Pour cela, la Loi de programmation militaire en cours de discussions prévoit un peu plus de 6 milliards d'euros pour l'espace, soit 45% de budget supplémentaire, souligne Emmanuel Chiva, le Délégué général pour l'armement. « Avec trois axes d'action : depuis l'espace dans le domaine de l'observation, des télécoms, du renseignement, dans l'espace (avec) tout ce qui est commandement et contrôle, les patrouilleurs, les effecteurs, et l'action vers l'espace, notamment l'alerte avancée, le lancement réactif ». « L'enjeu de la maîtrise dans l'espace se fait en trois étapes, poursuit-il. La caractérisation de la menace, quel objet est menaçant, de quel pays est-il originaire ? ».
Ce qui requiert un haut niveau de maîtrise de la connaissance de l'environnement spatial grâce à des moyens de surveillance depuis le sol et depuis l'espace, y compris la détection des lancements, indique Emmanuel Chiva. « Une fois la menace caractérisée, il faut protéger nos moyens spatiaux et donc être capable de manœuvrer dans l'espace, par un dispositif de protection intrinsèque aux capacités traditionnelles d'écoute et le développement de « capacités extrinsèques », en l'occurrence des satellites guetteurs, explique-t-il. Enfin, il faut « être capable de faire de l'action dans l'espace pour décourager nos compétiteurs, mener des opérations spatiales militaires pour décourager les actes inamicaux, illicites, agressifs, évidemment dans le strict respect du droit international ».

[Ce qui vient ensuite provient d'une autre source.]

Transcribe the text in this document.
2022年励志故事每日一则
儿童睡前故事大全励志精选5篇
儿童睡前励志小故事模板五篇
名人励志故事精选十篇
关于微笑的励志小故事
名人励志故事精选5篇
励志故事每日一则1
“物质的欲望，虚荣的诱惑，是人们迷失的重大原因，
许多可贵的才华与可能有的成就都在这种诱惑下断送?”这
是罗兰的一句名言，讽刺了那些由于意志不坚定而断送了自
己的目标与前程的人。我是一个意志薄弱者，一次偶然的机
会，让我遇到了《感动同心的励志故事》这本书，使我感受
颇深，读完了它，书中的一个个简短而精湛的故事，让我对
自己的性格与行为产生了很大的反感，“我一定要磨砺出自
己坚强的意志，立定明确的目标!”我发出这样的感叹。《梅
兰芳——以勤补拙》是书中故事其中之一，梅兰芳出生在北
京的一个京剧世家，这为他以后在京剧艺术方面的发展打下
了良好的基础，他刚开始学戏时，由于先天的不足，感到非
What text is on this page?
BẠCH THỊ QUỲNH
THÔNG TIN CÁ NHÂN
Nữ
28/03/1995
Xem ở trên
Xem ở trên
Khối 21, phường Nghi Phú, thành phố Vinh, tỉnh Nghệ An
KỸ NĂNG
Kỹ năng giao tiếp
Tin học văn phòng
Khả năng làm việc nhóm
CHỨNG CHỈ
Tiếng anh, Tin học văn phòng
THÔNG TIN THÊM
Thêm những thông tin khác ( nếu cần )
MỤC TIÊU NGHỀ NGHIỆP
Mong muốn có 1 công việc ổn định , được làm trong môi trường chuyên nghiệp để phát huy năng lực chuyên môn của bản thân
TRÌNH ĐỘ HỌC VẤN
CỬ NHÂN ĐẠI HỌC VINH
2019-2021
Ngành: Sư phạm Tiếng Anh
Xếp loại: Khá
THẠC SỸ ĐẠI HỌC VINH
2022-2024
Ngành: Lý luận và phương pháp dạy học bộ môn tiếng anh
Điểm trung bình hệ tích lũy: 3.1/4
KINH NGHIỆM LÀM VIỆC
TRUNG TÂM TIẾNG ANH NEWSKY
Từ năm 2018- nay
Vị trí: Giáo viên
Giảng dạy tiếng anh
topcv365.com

Coordination du NewSpace par le CNES
Traditionnellement chargé d'opérer l'ensemble des satellites de défense français, le CNES voit sa mission évoluer. « Ce n'est pas notre travail que d'opérer des satellites en cas de conflit », explique Philippe Baptiste, le président du Centre national d'études spatiales. « Comme l'espace est devenu un lieu de conflictualité, il est absolument nécessaire qu'on ait une montée en puissance du ministère des Armées et donc du commandement de l'espace pour opérer ces actifs ». En revanche, « l'un des grands axes de développement du CNES aujourd'hui est de travailler avec ce nouvel écosystème du "New Space", avec toutes les startups, les nouveaux entrants, mais aussi de nouveaux usages y compris ceux proposés par de grands groupes industriels existants qui viennent proposer des services qu'on va pouvoir acheter pour le compte du ministère des Armées », indique-t-il.
Car de fait, la France a adopté une approche nouvelle pour parvenir à un « équilibre entre achat de service et moyens patrimoniaux qui constituent le cœur souverain du dispositif spatial militaire », explique Emmanuel Chiva. « Les moyens patrimoniaux, c'est souvent en faible quantité mais de très haute performance en termes de données alors que l'achat de services de constellation va être de moindre performance mais une capacité de revisite bien plus importante. La baisse des coûts des constellations et les performances qui sont proposées rendent ce service intéressant ».
Enfin, la France joue pleinement la carte de la coopération internationale. « Si un conflit s'étend à l'espace, tous les pays seront concernés en même temps », explique le commandant de l'espace, le général Adam. « Tout le monde est extrêmement intéressé pour améliorer la coopération en commençant par l'établissement d'une situation complète de ce qu'il se passe dans l'espace ». De ce point de vue, « la France compte, les capacités et le savoir-faire français sont reconnus », assure-t-il. Et d'ajouter : « J'ai de très bons contacts avec beaucoup de monde sauf avec des pays que je ne nommerai pas ».